After the rocky beginning of our relationship, me and Fårö
are getting along fine. Breakfast was to
be served at 9am, but the sun decided it should start the day at 3:30am… luckily I was able to ignore it for another
hour – and then for another 2 hours, so eventually I started moving at
6:30. Thankfully I have my own coffee
and filter and even had milk in the fridge too!

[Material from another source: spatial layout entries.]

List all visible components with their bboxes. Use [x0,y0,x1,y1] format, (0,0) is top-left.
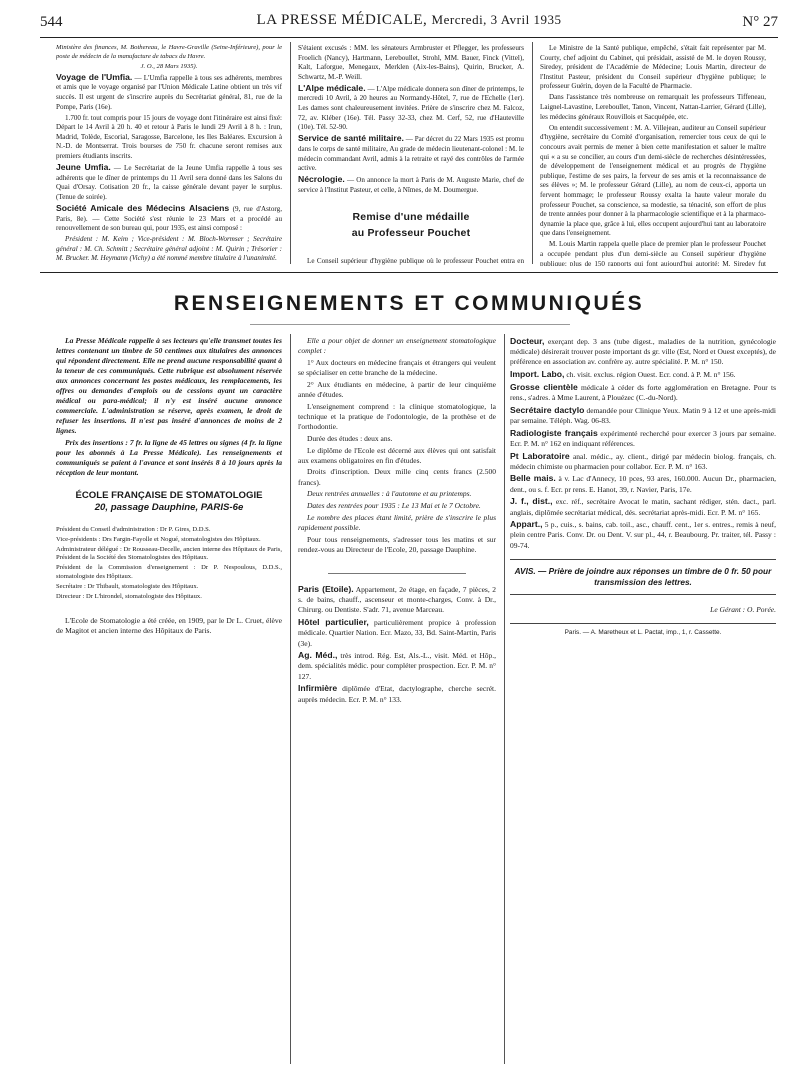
ecole-objective: Elle a pour objet de donner un enseignement stomatologique complet : [298,336,496,356]
classified-title: Appart., [510,519,543,530]
jeune-umfia-text: — Le Secrétariat de la Jeune Umfia rappelle à tous ses adhérents que le dîner de printemps du 11 Avril sera donné dans les Salons du Quai d'Orsay. Cotisation 20 fr., la caisse générale devant payer le surplus. (Tenue de soirée). [56,164,282,201]
section-title-ornament [250,324,570,325]
necrologie-text: — On annonce la mort à Paris de M. Auguste Marie, chef de service à l'Institut Pasteur, et celle, à Nîmes, de M. Doumergue. [298,176,524,194]
gerant-line: Le Gérant : O. Porée. [710,604,776,614]
editorial-notice: La Presse Médicale rappelle à ses lecteurs qu'elle transmet toutes les lettres contenant un timbre de 50 centimes aux titulaires des annonces qui répondent directement. Elle ne prend aucune responsabilité quant à la teneur de ces communiqués. Cette rubrique est absolument réservée aux annonces concernant les postes médicaux, les remplacements, les offres ou demandes d'emplois ou de cessions ayant un caractère médical ou para-médical; il n'y est inséré aucune annonce commerciale. L'administration se réserve, après examen, le droit de refuser les insertions. Il n'est pas inséré d'annonces de moins de 2 lignes. [56,336,282,435]
classified-title: Ag. Méd., [298,650,338,661]
ecole-audience-2: 2° Aux étudiants en médecine, à partir de leur cinquième année d'études. [298,379,496,400]
classified-title: Docteur, [510,336,545,346]
nomination-source: J. O., 28 Mars 1935). [140,62,198,70]
societe-amicale-text: (9, rue d'Astorg, Paris, 8e). — Cette Société s'est réunie le 23 Mars et a procédé au renouvellement de son bureau qui, pour 1935, est ainsi composé : [56,205,282,233]
ecole-fees: Droits d'inscription. Deux mille cinq cents francs (2.500 francs). [298,467,496,487]
classified-text: exc. réf., secrétaire Avocat le matin, sachant rédiger, stén. dact., parl. anglais, diplômée secrétariat médical, dés. secrétariat après-midi. Ecr. P. M. n° 165. [510,497,776,517]
necrologie-heading: Nécrologie. [298,174,345,185]
classified-text: Appartement, 2e étage, en façade, 7 pièces, 2 s. de bains, chauff., ascenseur et monte-charges, Conv. à Dr., Chirurg. ou Dentiste. S'adr. 71, avenue Marceau. [298,585,496,615]
sante-militaire-text: — Par décret du 22 Mars 1935 est promu dans le corps de santé militaire, Au grade de médecin lieutenant-colonel : M. le médecin commandant Avril, admis à la retraite et rayé des contrôles de l'armée active. [298,135,524,173]
ads-separator [328,559,466,574]
classified-title: Radiologiste français [510,427,598,438]
classified-title: Belle mais. [510,473,556,484]
excused-list: S'étaient excusés : MM. les sénateurs Armbruster et Pflegger, les professeurs Froelich (Nancy), Hartmann, Lereboullet, Strohl, MM. Bauer, Finck (Vittel), Kalt, Laforgue, Menegaux, Merklen (Aix-les-Bains), Quirin, Brucker, A. Schwartz, M.-P. Weill. [298,44,524,81]
ecole-contact: Pour tous renseignements, s'adresser tous les matins et sur rendez-vous au Directeur de l'Ecole, 20, passage Dauphine. [298,534,496,554]
classified-text: particulièrement propice à profession médicale. Quartier Nation. Ecr. Mazo, 33, Bd. Saint-Martin, Paris (3e). [298,618,496,648]
alpe-medicale-text: — L'Alpe médicale donnera son dîner de printemps, le mercredi 10 Avril, à 20 heures au Normandy-Hôtel, 7, rue de l'Echelle (1er). Les dames sont chaleureusement invitées. Prière de s'inscrire chez M. Falcoz, 72, av. Kléber (16e). Tél. Passy 32-33, chez M. Cerf, 52, rue d'Hauteville (10e). Tél. 52-90. [298,84,524,132]
issue-number: N° 27 [742,14,778,30]
bottom-column-2 [298,336,496,1066]
column-divider [290,42,291,264]
medal-title-line-2: au Professeur Pouchet [351,227,471,240]
page-header [40,10,778,36]
ecole-address: 20, passage Dauphine, PARIS-6e [94,501,244,513]
ecole-dates: Dates des rentrées pour 1935 : Le 13 Mai et le 7 Octobre. [307,501,481,511]
printer-imprint: Paris. — A. Maretheux et L. Pactat, imp., 1, r. Cassette. [564,629,722,637]
section-title: RENSEIGNEMENTS ET COMMUNIQUÉS [173,292,645,315]
ecole-audience-1: 1° Aux docteurs en médecine français et étrangers qui veulent se spécialiser en cette branche de la médecine. [298,357,496,378]
avis-rule [510,559,776,560]
medal-article-p3: On entendit successivement : M. A. Villejean, auditeur au Conseil supérieur d'hygiène, secrétaire du Comité d'organisation, remercier tous ceux de qui le concours avait permis de mener à bien cette manifestation et saluer le maître qui « a su se concilier, au cours d'un demi-siècle de recherches désintéressées, de développement de l'enseignement médical et au progrès de l'hygiène publique, l'estime de ses pairs, la ferveur de ses amis et la reconnaissance de ses élèves »; M. le professeur Gérard (Lille), au nom de ceux-ci, apporta un fervent hommage; le professeur Roussy exalta la haute valeur morale du professeur Pouchet, sa conscience, sa modestie, sa ténacité, son effort de plus de trente années pour donner à la pharmacologie scientifique et à la pharmaco-dynamie la place que, grâce à lui, elles occupent aujourd'hui tant au laboratoire que dans l'enseignement. [540,123,766,238]
sante-militaire-heading: Service de santé militaire. [298,133,404,144]
classified-text: anal. médic., ay. client., dirigé par médecin biolog. français, ch. médecin chimiste ou pharmacien pour collabor. Ecr. P. M. n° 163. [510,451,776,471]
avis-rule [510,594,776,595]
ecole-commission-president: Président de la Commission d'enseignement : Dr P. Nespoulous, D.D.S., stomatologiste des Hôpitaux. [56,564,282,580]
medal-title-line-1: Remise d'une médaille [352,211,470,224]
ecole-places-limited: Le nombre des places étant limité, prière de s'inscrire le plus rapidement possible. [298,512,496,532]
ecole-secretary: Secrétaire : Dr Thibault, stomatologiste des Hôpitaux. [56,583,199,591]
medal-article-p2: Dans l'assistance très nombreuse on remarquait les professeurs Tiffeneau, Laignel-Lavastine, Lereboullet, Tanon, Vincent, Nattan-Larrier, Gérard (Lille), les médecins généraux Rouvillois et Sacquépée, etc. [540,93,766,121]
classified-text: expérimenté recherché pour exercer 3 jours par semaine. Ecr. P. M. n° 162 en indiquant références. [510,428,776,448]
bureau-composition: Président : M. Keim ; Vice-président : M. Bloch-Wormser ; Secrétaire général : M. Ch. Schmitt ; Secrétaire général adjoint : M. Quirin ; Trésorier : M. Brucker. M. Heymann (Vichy) a été nommé membre titulaire à l'unanimité. [56,235,282,263]
top-column-3 [540,44,766,266]
ecole-heading [56,490,282,514]
journal-title-line [40,12,778,29]
classified-title: Secrétaire dactylo [510,404,585,415]
classified-title: J. f., dist., [510,496,553,507]
ecole-diploma: Le diplôme de l'Ecole est décerné aux élèves qui ont satisfait aux examens obligatoires en fin d'études. [298,445,496,465]
column-divider [504,334,505,1064]
classified-text: 5 p., cuis., s. bains, cab. toil., asc., chauff. cent., 1er s. entres., remis à neuf, plein centre Paris. Conv. Dr. ou Dent. V. sur pl., 44, r. Beaubourg. Pr. traiter, tél. Passy : 09-74. [510,520,776,550]
section-rule-top [40,272,778,273]
classified-text: à v. Lac d'Annecy, 10 pces, 93 ares, 160.000. Aucun Dr., pharmacien, dent., ou s. f. Ecr. pr rens. E. Hanot, 39, r. Navier, Paris, 17e. [510,474,776,494]
imprint-rule [510,623,776,624]
classified-text: exerçant dep. 3 ans (tube digest., maladies de la nutrition, gynécologie médicale) désirerait trouver poste important ds gr. ville (Est, Nord et Ouest exceptés), de préférence en association av. confrère ay. autre spécialité. P. M. n° 150. [510,337,776,367]
classified-text: médicale à céder ds forte agglomération en Bretagne. Pour ts rens., s'adres. à Mme Laurent, à Plouézec (C.-du-Nord). [510,382,776,403]
ecole-administrator: Administrateur délégué : Dr Rousseau-Decelle, ancien interne des Hôpitaux de Paris, Président de la Société des Stomatologistes des Hôpitaux. [56,545,282,562]
bottom-column-1 [56,336,282,1066]
classified-text: diplômée d'Etat, dactylographe, cherche secrét. auprès médecin. Ecr. P. M. n° 133. [298,684,496,704]
jeune-umfia-heading: Jeune Umfia. [56,162,111,173]
medal-article-text: Le Conseil supérieur d'hygiène publique où le professeur Pouchet entra en [307,257,524,266]
classified-text: ch. visit. exclus. région Ouest. Ecr. cond. à P. M. n° 156. [566,370,736,380]
medal-article-p4: M. Louis Martin rappela quelle place de premier plan le professeur Pouchet a occupée pendant plus d'un demi-siècle au Conseil supérieur d'hygiène publique: plus de 150 rapports qui font aujourd'hui autorité; M. Siredey fut [540,240,766,266]
top-column-2 [298,44,524,266]
bottom-column-3 [510,336,776,1066]
ecole-director: Directeur : Dr L'hirondel, stomatologiste des Hôpitaux. [56,593,202,601]
column-divider [532,42,533,264]
column-divider [290,334,291,1064]
voyage-umfia-itinerary: 1.700 fr. tout compris pour 15 jours de voyage dont l'itinéraire est ainsi fixé: Départ le 14 Avril à 20 h. 40 et retour à Paris le lundi 29 Avril à 8 h. : Irun, Madrid, Tolède, Escorial, Saragosse, Barcelone, les Iles Baléares. Excursion à N.-D. de Montserrat. Trois bourses de 750 fr. chacune seront remises aux premiers étudiants inscrits. [56,113,282,161]
classified-title: Grosse clientèle [510,381,578,392]
ecole-president: Président du Conseil d'administration : Dr P. Gires, D.D.S. [56,525,211,533]
header-rule [40,37,778,38]
classified-title: Paris (Etoile). [298,584,354,595]
issue-date: Mercredi, 3 Avril 1935 [431,12,562,27]
ecole-duration: Durée des études : deux ans. [307,433,393,443]
journal-title: LA PRESSE MÉDICALE, [256,12,428,28]
classified-title: Hôtel particulier, [298,617,369,628]
classified-title: Import. Labo, [510,369,565,380]
ecole-curriculum: L'enseignement comprend : la clinique stomatologique, la technique et la pratique de l'odontologie, de la prothèse et de l'orthodontie. [298,401,496,432]
nomination-text: Ministère des finances, M. Bothereau, le Havre-Graville (Seine-Inférieure), pour le poste de médecin de la manufacture de tabacs du Havre. [56,44,282,60]
ecole-name: ÉCOLE FRANÇAISE DE STOMATOLOGIE [75,489,263,501]
ecole-vice-presidents: Vice-présidents : Drs Fargin-Fayolle et Nogué, stomatologistes des Hôpitaux. [56,535,261,543]
ecole-history: L'Ecole de Stomatologie a été créée, en 1909, par le Dr L. Cruet, élève de Magitot et ancien interne des Hôpitaux de Paris. [56,615,282,635]
medal-article-p1: Le Ministre de la Santé publique, empêché, s'était fait représenter par M. Courty, chef adjoint du Cabinet, qui présidait, assisté de M. le doyen Roussy, Siredey, président de l'Académie de Médecine; Louis Martin, directeur de l'Institut Pasteur, président du Conseil supérieur d'hygiène publique; le professeur Guérin, doyen de la Faculté de Pharmacie. [540,44,766,91]
voyage-umfia-heading: Voyage de l'Umfia. [56,71,133,82]
top-column-1 [56,44,282,266]
classified-text: demandée pour Clinique Yeux. Matin 9 à 12 et une après-midi par semaine. Téléph. Wag. 06-83. [510,405,776,425]
voyage-umfia-text: — L'Umfia rappelle à tous ses adhérents, membres et amis que le voyage organisé par l'Union Médicale Latine obtient un très vif succès. Il est urgent de s'inscrire auprès du Secrétariat général, 81, rue de la Pompe, Paris (16e). [56,73,282,111]
classified-title: Infirmière [298,683,338,694]
insertion-prices: Prix des insertions : 7 fr. la ligne de 45 lettres ou signes (4 fr. la ligne pour les abonnés à La Presse Médicale). Les renseignements et communiqués se paient à l'avance et sont insérés 8 à 10 jours après la réception de leur montant. [56,437,282,477]
avis-notice: AVIS. — Prière de joindre aux réponses un timbre de 0 fr. 50 pour transmission des lettres. [514,565,772,587]
classified-text: très introd. Rég. Est, Als.-L., visit. Méd. et Hôp., dem. spécialités médic. pour compléter prospection. Ecr. P. M. n° 127. [298,651,496,681]
medal-article-title [298,209,524,241]
societe-amicale-heading: Société Amicale des Médecins Alsaciens [56,203,230,213]
ecole-intakes: Deux rentrées annuelles : à l'automne et au printemps. [307,489,472,499]
page-number: 544 [40,14,63,30]
classified-title: Pt Laboratoire [510,450,570,461]
alpe-medicale-heading: L'Alpe médicale. [298,82,366,93]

So pottered around having a snack because there was no way I was going
to survive without something till 9am.
So I went for a walk down along the beach and saw the usual
beachcombers – shelducks, seagulls, terns and pied oyster catchers. Heard robin-redbreast chinking away in the
juniper shrubs and of course sädersäla was there trotting around catching all
those mossies before they caught me! I
discovered the funny sewage smell of this place – its either the usual seaweed
or an algal bloom – but its yellow-greenish sludge along the beach and it
smells a bit rank!!
Breakfast was really a special thing! So beautifully presented – I had to come back
and get my camera! And the addition of
1930’s American swing music it was most enjoyable and well worth the wait.
So a rest day, but not totally. I should just go for a small pedal, which
turned into 50km of dawdling along – so much easier going without the wobbly
panniers. Went out to the limestone stacks
which the northeast coast line is famous for and was a bit peed off when a
tourist bus arrived… what must it be
like in the Season!! I had actually been
thinking of jumping on a tour myself, but realised that they all start in
Visby! Nothing happens in Fårösund!!
So I then pedalled back along the coast road along (yep
there is more than one road), found a sheltered cove to sit and have my cheese
sandwiches and watch the pied oystercatcher young pester their parents no
end…. Btw – got bombed again by those
pesky terns – they were nesting alongside the road to the Stacks and a helmet
really comes in handy – it was pecky at my helmet, but no-way as rough as a
magpie!
Came back to the Fårö church – apparently Ingmar Bergman is
buried there and by the busload of young tourists I could guess where it was,
but as I have only seen one of his movies – the only impression left was a dark
and depressing theme – I didn’t feel the urge to go and stand by his graveside
and pretend that I knew anything about him…. Neither did I stop at the museum
on the way back here…
I had to zink back to Fårösund to buy some food for tonight
as nothing is open on the island…. Well,
there is nowhere to buy food and those places that might sell ice-cream are
even shut…. It was only 8km and no wind and I managed to join the end of the
queue as they were boarding the ferry!
Grabbed some stuff for tea – haloumi, peas, baby potatoes
(unwashed and just yanked from their mother’s roots!) an onion, a couple of
tomatoes and a small capsicum – real food for a change! Oh and a Gotlands Bryggeri – Best Bitter –
Sleeping Bulldog – 3.5% beer (bought at the supermarket). So all should be well for tonight.
Wow, some stunning piccies there Ms Chris.